Двигатель могучего вездехода взвыл на высокой ноте холостых оборотов и затих. Машина вздрогнула всем корпусом, волнами заколыхался усыпанный снегом и хвоей брезентовый тент кузова. На крыше кабины откинулся люк. Из него высунулось чумазое лицо молодого парня. С наслаждением вдохнув холодный, пропахший смолой воздух, он огляделся.
Вокруг стояла погруженная в зимнюю спячку тайга, заваленная буреломом, метровыми снегами. Горный массив, скрытый под той же слепящей голубизной, неприступные ущелья, распадки и склоны — все радовало глаз чистотой и весельем, той безопасной, просто земной красотой, когда можно любоваться даже крохотными желтыми хвоинками, застилавшими снег. Лиственничные иглы расцветили тайгу до самого горизонта — только внизу, в долине, желтизна пропадала. Там извивалась, петляя меж скал, река. Ее причудливые изгибы отливали стылой чернотой еще не остановленной морозом воды.
«Километров пятнадцать — и будем на месте, — соображал Леверьев. — К вечеру, глядишь, вернемся». Он оглянулся и крикнул внутрь машины, под брезент:
— Скоро вы там? Однако, времени не густо!
— Сейчас, Семен. Только браслетики расстегнем, — донесся изнутри озабоченный голос.
Наружу не вышли, а как-то выпали двое. Лица их раскраснелись от жара обогревателя — проходящей через весь кузов раскаленной от газов выхлопной трубы.
— Ты только, Ефрем Пантелеич, без глупостей, — назидательно произнес парень лет тридцати. — Хватит, навеселился в последнее время.
— А то стрельнешь, что ли? — проворчал пожилой мужчина в полушубке. Он отошел от вездехода. Под валенками поскрипывал снег. Оперуполномоченный, словно привязанный, поплелся за ним.
— На гусеницу не лейте, однако, примета плохая, — дипломатично сказал Леверьев.
— Небось, не заржавеет, — неопределенно возразил тот, кого называли Ефремом Пантелеевичем. Он появился из-за машины и кряхтя залез в кузов. — Давай вези быстрее, черт чумазый, — незло обозвал он водителя. — Сыщем карабин, да повезешь старика на тюремный харч.
— Поехали, Семен Михайлович, — оперативник сделал широкий жест рукой, словно заводил двигатель, и скрылся под брезентом.

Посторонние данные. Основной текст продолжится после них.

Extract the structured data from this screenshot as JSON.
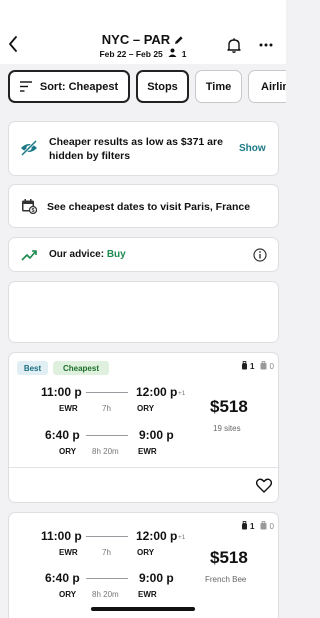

В моторе что-то щелкнуло и, взревев, тягач-вездеход рванулся с места, взбираясь все выше по склону. От гусениц взметнулись фонтаны снега, вновь присыпая петляющую меж деревьев колею.
— Ты, Шепелев, — сказал Ефрем Пантелеевич, — эти железки спрячь подальше. — Он указал рукой на на ручники. — Я не в тех годах, чтоб от милиции бегать, дак и смолоду за мной суеты не водилось…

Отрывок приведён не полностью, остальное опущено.